Acreage has shrunk at a time when wheat imports are on the rise for increased domestic consumption as substitute of rice and for its increased use in the processed food industry.

Between July 1 last year and January 18 this year, imports of the grain, mostly by the private sector, rose 12 percent year-on-year to 37.32 lakh tonnes, according to data from the food ministry.

"We grew wheat on vast areas of land in our locality once. Now, you will find only a handful of growers cultivating the crop," said Wasim Royal, a resident at Damurhuda upazila under Chuadanga, a southwest district.

Farmers in his locality have allocated the lands to rice, maize and sugarcane cultivation.

Growers are more interested to cultivate rice this year than wheat because of the high price of the staple, Royal said, adding that the prices of paddy almost doubled from Tk 600-700 two months ago.

Yesterday, the retail prices of coarse rice in Dhaka was Tk 44-46 each kilogram, up 22 percent from a year ago, according to data from the Trading Corporation of Bangladesh.

The prices of wheat flour were Tk 28-35 each kg, up only 5 percent from a year ago.

Barma said wheat prices were not that much attractive to growers compared to rice prices. "Imports are high," he said.

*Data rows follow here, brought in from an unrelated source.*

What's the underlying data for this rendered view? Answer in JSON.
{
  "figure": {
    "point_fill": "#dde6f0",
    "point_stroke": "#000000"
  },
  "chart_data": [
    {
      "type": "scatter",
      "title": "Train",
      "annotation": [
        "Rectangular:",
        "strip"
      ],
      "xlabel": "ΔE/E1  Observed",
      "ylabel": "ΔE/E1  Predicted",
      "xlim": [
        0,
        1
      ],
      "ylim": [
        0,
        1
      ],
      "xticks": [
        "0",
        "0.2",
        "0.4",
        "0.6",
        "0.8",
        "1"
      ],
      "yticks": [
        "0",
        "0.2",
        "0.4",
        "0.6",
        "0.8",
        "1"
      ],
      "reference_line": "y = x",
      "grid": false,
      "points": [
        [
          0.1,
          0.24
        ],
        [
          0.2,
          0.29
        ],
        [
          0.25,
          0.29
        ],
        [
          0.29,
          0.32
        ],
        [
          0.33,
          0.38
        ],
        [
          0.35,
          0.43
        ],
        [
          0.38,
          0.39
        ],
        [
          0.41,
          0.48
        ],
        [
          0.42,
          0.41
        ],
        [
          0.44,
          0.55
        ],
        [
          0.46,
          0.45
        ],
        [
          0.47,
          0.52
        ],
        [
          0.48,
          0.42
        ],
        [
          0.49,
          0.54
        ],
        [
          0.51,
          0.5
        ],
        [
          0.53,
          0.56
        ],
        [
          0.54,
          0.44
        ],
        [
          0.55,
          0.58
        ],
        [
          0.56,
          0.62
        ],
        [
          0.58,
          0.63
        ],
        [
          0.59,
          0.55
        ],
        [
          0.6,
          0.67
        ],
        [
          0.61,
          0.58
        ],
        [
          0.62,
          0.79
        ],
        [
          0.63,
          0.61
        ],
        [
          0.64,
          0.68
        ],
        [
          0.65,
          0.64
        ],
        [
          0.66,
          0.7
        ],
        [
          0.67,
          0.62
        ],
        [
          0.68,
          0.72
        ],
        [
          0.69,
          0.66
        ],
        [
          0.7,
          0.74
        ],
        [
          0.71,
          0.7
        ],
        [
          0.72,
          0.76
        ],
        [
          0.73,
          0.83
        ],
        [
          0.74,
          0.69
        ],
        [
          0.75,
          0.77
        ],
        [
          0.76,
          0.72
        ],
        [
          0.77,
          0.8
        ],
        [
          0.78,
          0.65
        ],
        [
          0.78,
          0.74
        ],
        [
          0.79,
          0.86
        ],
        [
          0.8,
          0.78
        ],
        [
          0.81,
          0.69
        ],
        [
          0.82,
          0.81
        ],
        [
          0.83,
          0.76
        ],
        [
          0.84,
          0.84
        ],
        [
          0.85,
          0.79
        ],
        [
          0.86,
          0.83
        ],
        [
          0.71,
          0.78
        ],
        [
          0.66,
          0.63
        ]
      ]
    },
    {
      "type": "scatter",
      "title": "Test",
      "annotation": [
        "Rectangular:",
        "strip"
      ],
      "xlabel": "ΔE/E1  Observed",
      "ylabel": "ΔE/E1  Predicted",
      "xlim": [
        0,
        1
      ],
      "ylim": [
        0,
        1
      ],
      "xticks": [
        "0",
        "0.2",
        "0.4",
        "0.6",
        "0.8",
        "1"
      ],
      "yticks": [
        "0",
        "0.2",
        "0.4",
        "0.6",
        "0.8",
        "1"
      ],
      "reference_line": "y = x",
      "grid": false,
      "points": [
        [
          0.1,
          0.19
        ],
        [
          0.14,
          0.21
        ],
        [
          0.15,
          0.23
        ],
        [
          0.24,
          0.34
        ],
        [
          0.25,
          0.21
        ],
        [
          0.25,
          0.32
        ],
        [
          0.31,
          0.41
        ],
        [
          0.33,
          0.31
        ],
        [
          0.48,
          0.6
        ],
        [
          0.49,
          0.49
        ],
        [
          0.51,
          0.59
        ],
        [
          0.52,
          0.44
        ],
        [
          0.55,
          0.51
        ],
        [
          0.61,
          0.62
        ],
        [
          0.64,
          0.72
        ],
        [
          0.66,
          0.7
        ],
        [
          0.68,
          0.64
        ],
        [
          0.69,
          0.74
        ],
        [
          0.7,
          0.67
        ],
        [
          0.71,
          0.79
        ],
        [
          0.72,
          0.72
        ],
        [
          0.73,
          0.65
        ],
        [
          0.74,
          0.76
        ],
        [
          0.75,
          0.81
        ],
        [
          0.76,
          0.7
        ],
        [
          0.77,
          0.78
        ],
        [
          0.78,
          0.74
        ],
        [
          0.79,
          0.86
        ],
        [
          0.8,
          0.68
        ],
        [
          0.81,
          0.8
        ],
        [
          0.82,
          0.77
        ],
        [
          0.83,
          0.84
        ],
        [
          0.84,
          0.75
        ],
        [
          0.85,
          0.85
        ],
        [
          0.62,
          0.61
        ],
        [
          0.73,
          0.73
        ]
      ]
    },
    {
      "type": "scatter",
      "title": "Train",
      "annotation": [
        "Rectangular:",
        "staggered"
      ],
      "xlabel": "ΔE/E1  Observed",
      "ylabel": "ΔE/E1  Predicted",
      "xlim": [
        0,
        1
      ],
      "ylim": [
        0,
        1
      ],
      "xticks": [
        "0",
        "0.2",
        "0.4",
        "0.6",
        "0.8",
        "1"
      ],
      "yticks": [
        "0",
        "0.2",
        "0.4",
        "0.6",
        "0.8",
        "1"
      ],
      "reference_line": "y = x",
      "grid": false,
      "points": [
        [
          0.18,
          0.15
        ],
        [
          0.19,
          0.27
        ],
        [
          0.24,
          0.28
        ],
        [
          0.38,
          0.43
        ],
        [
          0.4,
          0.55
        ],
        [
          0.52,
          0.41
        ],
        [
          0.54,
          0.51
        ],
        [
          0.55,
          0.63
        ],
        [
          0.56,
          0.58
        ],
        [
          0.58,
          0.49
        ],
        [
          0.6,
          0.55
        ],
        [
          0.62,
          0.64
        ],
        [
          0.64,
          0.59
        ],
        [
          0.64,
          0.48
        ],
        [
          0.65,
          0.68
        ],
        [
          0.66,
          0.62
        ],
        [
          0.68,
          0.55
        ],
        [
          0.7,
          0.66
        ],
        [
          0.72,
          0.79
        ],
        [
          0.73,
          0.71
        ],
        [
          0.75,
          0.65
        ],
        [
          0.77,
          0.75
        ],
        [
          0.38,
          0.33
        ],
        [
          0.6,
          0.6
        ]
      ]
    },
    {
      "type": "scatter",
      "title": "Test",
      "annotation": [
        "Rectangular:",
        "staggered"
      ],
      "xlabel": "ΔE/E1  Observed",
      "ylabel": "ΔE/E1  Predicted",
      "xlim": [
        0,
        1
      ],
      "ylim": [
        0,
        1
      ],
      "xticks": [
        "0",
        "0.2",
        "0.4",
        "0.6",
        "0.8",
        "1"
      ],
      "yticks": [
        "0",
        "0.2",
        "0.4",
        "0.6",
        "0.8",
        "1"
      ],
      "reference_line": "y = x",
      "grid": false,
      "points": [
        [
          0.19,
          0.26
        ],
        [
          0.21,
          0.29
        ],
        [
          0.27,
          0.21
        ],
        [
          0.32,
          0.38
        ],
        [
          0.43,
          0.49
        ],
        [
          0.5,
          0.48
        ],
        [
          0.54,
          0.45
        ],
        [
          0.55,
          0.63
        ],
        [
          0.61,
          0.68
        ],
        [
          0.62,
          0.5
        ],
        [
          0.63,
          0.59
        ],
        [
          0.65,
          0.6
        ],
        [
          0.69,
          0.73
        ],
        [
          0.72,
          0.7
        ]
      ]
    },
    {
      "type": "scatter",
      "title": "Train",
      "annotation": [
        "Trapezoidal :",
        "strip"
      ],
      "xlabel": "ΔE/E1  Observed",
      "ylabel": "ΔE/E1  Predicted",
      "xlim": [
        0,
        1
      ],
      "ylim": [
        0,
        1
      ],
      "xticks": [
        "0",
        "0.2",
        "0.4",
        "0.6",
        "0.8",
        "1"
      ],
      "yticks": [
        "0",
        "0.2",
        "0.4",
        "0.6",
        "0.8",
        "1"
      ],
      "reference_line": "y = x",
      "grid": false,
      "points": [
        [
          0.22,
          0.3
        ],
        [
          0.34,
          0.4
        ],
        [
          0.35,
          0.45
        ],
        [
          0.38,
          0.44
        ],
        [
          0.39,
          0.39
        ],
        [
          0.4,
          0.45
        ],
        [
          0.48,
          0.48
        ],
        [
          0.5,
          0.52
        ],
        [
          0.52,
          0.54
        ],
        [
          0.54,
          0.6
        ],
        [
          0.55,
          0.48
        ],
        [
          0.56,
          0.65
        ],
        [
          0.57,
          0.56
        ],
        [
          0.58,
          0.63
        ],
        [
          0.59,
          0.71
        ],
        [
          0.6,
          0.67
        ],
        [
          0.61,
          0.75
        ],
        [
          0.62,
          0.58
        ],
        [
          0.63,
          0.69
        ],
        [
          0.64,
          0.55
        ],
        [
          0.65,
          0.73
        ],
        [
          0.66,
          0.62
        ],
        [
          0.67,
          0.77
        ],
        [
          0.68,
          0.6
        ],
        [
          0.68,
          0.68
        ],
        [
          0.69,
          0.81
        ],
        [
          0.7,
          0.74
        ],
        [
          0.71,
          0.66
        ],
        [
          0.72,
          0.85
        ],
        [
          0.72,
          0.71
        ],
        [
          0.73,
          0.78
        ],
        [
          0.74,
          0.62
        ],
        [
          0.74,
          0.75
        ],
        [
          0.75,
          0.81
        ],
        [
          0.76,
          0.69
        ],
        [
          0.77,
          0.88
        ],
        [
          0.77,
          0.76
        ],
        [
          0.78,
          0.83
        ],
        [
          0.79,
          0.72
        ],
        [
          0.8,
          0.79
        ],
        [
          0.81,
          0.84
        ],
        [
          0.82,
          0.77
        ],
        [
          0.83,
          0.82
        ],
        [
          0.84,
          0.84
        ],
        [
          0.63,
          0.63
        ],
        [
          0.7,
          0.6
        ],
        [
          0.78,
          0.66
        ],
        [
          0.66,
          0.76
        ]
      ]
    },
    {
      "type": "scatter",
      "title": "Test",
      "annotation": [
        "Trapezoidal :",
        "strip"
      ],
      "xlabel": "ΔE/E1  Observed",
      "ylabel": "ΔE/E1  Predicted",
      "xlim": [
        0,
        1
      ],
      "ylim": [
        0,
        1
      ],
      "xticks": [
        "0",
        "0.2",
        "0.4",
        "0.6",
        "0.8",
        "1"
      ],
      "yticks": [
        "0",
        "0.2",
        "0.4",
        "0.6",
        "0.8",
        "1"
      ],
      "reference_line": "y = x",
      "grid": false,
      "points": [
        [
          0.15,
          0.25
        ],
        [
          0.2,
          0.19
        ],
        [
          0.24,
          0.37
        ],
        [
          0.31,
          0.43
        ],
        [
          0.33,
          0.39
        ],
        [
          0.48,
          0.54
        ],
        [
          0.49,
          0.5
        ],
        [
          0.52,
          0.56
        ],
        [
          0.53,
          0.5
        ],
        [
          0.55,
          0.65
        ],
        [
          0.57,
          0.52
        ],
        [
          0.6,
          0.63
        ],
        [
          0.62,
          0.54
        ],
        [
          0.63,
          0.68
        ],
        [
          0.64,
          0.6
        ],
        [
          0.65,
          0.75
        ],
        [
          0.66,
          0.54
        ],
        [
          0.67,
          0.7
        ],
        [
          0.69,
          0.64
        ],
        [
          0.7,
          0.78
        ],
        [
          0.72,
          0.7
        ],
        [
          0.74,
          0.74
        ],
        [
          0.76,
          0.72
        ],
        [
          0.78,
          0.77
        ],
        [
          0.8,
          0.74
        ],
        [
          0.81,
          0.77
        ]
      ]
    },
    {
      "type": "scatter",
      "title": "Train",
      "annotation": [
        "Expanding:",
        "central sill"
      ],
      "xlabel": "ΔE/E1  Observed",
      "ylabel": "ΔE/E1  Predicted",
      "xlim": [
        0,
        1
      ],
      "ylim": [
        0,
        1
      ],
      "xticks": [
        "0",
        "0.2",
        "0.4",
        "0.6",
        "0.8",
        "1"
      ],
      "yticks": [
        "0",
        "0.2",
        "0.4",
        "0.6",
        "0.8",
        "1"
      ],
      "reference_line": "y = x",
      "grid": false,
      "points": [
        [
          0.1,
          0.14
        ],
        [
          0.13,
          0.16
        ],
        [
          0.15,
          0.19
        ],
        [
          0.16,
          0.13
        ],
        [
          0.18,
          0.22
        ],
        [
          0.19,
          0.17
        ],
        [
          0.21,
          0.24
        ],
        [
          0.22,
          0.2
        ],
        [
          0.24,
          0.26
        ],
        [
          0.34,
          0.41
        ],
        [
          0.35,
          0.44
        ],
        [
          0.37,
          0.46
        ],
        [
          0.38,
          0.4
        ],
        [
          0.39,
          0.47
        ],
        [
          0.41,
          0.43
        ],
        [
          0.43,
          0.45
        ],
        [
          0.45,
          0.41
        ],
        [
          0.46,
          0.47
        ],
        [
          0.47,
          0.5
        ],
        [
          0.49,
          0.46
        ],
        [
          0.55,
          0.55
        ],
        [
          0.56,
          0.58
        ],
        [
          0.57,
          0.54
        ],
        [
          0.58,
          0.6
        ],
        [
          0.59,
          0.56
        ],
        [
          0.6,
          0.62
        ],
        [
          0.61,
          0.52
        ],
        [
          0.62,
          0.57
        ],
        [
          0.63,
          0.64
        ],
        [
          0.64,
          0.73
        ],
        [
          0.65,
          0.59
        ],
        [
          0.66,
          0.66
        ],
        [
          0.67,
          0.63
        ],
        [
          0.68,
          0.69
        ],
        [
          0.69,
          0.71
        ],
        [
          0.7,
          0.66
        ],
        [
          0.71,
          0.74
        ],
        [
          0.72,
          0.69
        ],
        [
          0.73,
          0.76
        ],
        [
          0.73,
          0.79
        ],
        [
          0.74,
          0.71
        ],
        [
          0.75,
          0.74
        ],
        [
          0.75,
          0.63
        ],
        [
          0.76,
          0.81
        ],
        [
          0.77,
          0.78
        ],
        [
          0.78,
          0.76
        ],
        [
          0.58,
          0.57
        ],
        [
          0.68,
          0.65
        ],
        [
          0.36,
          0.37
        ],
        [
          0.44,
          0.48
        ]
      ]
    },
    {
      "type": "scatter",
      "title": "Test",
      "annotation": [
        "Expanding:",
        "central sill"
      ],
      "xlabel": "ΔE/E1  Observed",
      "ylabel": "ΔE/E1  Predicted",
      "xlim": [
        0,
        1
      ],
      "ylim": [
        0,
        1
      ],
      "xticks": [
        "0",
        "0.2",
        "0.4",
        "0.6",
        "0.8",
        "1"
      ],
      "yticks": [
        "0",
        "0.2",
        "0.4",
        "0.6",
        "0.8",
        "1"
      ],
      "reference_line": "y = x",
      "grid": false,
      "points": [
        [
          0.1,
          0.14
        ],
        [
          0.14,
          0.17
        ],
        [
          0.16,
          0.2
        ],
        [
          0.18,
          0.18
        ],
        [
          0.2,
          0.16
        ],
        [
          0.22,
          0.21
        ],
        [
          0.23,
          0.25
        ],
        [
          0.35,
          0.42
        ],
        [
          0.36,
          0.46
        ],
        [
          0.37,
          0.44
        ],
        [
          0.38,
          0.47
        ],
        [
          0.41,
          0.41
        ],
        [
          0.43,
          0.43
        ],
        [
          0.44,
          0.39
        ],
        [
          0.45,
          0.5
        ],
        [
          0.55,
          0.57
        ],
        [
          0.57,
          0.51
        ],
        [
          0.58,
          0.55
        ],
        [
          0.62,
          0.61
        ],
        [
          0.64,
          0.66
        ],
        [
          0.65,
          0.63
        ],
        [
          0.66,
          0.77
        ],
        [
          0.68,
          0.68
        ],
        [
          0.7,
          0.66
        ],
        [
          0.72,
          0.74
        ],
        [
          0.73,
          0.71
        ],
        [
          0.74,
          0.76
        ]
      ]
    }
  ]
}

The country imported 56.90 lakh tonnes of wheat in fiscal 2016-17, up 30.33 percent from a year earlier, according to data from the food ministry.

Imports is forecasted to rise to 65 lakh tonnes due to accelerated domestic consumption in the processed food industry this fiscal year, said the US Department of Agriculture last week.

Despite the slump in cultivation area, Barma expects that productivity of wheat would be high for favourable weather.

"Vegetative growth has been good so far. Besides, there is no disease infection. We are also carrying out campaigns so that farmers use fungicide to prevent the disease," he said.

Wheat production declined 3 percent year-on-year to 13.11 lakh tonnes in fiscal 2016-17 on account of lower acreage, according to the Bangladesh Bureau of Statistics.